Overcoming this ‘blind spot’ means recognising different ways of knowing, learning and innovating. These often don’t come in the form of quantitative data, computer models or formal scientific theories, and they may not fit with conventional expectations for generalisability and scalability. Instead, knowledge and action are often entwined together in context, as people learn together over time about the land, technologies, materials and living things they share the world with.
Apart from formal science, or in dialogue with it, this knowledge in action can be passed on as skills, traditions, stories or moral expectations, providing different grounds for decision-making that better fits with lived landscapes and environments and the changes and challenges they face.
Struggles for justice
In depoliticised framings that associate justice with green economic growth, notions of justice can become disconnected from people’s real ongoing struggles for recognition and for decent working and living environments around the world.

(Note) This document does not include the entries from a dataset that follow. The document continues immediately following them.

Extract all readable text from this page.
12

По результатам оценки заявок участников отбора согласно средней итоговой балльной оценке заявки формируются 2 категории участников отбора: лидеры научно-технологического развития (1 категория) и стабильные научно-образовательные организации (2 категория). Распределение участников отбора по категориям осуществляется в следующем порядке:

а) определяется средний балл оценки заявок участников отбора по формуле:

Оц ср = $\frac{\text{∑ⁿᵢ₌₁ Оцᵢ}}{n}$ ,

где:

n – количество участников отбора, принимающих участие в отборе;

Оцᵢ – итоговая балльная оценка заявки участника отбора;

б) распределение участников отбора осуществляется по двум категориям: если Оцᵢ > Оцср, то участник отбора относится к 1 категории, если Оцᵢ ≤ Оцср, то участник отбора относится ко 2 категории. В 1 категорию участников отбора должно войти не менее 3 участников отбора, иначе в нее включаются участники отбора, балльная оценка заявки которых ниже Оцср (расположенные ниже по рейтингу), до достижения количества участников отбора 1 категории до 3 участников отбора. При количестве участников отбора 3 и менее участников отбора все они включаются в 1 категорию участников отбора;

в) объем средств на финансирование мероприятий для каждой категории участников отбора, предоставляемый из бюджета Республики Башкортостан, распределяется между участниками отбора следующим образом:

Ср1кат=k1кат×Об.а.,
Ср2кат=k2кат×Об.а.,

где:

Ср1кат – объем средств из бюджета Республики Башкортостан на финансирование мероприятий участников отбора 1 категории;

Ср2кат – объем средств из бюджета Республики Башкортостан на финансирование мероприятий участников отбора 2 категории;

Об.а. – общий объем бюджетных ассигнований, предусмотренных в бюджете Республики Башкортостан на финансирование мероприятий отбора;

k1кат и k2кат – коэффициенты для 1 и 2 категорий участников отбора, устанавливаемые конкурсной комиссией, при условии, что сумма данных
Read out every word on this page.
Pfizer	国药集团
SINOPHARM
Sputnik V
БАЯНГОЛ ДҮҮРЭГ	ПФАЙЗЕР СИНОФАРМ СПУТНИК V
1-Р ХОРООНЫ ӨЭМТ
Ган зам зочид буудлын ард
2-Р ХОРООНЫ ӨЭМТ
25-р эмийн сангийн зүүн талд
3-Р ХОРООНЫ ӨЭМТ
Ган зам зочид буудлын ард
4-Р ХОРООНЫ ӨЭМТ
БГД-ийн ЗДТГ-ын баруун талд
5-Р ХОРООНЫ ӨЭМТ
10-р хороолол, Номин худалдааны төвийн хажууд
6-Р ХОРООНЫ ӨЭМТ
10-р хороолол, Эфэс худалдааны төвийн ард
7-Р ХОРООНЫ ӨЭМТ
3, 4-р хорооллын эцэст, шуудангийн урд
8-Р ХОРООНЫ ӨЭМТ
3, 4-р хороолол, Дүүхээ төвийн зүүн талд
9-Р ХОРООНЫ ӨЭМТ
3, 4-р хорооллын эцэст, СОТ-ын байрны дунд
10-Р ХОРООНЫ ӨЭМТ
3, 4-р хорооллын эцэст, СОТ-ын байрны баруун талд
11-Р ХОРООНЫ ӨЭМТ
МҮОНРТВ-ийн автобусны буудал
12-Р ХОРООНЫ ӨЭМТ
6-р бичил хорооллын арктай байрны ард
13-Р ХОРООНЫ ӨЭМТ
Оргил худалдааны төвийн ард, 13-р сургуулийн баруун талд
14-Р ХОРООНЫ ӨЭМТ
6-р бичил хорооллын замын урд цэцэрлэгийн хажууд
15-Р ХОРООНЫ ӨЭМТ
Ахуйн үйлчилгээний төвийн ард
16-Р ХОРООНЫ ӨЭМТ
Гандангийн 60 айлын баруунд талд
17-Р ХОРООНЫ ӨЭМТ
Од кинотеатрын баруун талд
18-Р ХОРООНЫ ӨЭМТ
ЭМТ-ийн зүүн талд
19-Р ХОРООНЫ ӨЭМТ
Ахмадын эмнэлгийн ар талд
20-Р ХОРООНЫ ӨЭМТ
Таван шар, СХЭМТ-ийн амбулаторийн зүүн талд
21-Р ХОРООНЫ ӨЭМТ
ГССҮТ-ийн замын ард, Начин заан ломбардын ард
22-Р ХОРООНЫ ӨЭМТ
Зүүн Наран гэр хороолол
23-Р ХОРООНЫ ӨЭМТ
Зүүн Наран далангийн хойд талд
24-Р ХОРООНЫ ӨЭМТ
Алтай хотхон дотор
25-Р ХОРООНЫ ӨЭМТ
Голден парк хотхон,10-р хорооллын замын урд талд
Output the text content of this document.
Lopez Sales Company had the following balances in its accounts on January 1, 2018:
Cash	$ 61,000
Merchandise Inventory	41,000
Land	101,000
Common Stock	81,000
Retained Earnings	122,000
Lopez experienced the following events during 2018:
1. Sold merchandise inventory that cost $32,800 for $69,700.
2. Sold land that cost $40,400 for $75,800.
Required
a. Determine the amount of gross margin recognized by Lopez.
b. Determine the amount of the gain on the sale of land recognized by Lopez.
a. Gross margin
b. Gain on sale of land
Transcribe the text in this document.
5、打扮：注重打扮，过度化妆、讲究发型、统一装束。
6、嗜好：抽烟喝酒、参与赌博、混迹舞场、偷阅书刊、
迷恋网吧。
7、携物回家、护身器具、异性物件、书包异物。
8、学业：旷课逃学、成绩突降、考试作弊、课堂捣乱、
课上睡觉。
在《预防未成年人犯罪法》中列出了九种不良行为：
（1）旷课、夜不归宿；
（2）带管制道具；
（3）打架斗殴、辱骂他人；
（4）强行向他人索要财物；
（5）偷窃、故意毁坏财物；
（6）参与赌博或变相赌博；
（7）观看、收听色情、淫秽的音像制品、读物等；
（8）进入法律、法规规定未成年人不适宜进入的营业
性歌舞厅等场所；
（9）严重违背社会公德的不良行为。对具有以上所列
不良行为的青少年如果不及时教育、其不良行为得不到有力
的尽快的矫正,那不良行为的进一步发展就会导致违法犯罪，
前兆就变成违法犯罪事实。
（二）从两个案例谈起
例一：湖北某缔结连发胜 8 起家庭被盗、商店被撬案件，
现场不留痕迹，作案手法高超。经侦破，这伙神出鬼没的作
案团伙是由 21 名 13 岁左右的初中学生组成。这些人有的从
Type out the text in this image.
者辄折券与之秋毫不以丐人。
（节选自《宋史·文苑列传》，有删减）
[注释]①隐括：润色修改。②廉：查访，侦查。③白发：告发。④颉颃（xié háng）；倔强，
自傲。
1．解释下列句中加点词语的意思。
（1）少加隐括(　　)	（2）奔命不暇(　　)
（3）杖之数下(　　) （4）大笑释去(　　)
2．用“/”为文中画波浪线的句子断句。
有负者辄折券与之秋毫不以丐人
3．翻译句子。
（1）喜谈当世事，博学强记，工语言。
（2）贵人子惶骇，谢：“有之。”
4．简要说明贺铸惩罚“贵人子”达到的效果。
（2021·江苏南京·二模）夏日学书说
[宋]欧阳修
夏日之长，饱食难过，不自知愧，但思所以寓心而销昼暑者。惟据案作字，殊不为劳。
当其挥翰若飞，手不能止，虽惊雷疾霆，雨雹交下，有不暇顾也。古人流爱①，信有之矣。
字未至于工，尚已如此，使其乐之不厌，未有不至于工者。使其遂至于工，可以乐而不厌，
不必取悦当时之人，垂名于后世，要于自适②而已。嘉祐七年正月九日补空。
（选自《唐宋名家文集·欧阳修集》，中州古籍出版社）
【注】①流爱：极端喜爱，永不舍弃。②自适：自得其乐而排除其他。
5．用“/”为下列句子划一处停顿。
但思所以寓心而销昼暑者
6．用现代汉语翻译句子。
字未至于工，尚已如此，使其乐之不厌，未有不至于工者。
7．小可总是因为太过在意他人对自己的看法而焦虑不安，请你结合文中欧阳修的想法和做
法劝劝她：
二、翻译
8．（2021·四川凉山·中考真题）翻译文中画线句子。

For example, some framings of regional energy transitions equate ‘justice’ with job security for northern workers in high-emissions sectors. This creates blind spots to the global politics of the large-scale shift to renewable energy. New infrastructures and technologies are needed to capture, transport and store renewable energy, and markets are growing for so-called ‘transition minerals’ such as copper, graphite, cobalt, nickel and lithium, and the rare earth elements necessary to mass produce solar panels, wind turbines, batteries and cables.
These dynamics have already begun to reshape geopolitics and the international development landscape of the 21st century. The production and processing for specific transition minerals tend to be highly concentrated geographically. As modelled scenarios and forecast needs drive growing demand, global value chains for critical minerals are expanding. New extractive frontiers are opening up across the global north and south.
Seeing justice differently
How can we see justice differently, then? Rather than seeing justice as one-dimensional, or something that looks the same for everyone, there are four dimensions that can help us to understand struggles among particular people and places, and their implications.
These four dimensions are who gets what (distributional justice), whose knowledge counts (epistemic justice), who gets to decide (procedural justice) and, perhaps most crucially, whose interests, values and views are recognized and taken into account (recognitional justice).
If people are not recognized and respected, other forms of justice are unlikely to follow. But this means much more than consulting widely, finding ‘win-wins’ or balancing ‘trade-offs’. In contested landscapes, with long histories of colonisation and struggles between or within communities, the need for recognition has big implications for what just action on climate looks like. It might mean that, rather than trying to make a particular project as ‘just’ as possible, we take a step back and ask whether such a project is appropriate at all.
Using the framing of ‘transformations’ might help to change our perspective. We might think of change as a more messy, less linear, emergent process, involving multiple viewpoints, alliances and solidarities provoking change in unexpected ways. Responding to climate change might mean thinking more radically about the kinds of social arrangements that we would aspire to or consider to be ‘normal’.
Struggles, values, histories and alternatives come into the foreground, revealing neglected questions about justice and what kind of futures are desired. It can avoid us putting too much faith into the market or politicians to ‘engineer’ transitions – leaving more space to discuss the kind of futures we might want, and who can be involved in pursuing them.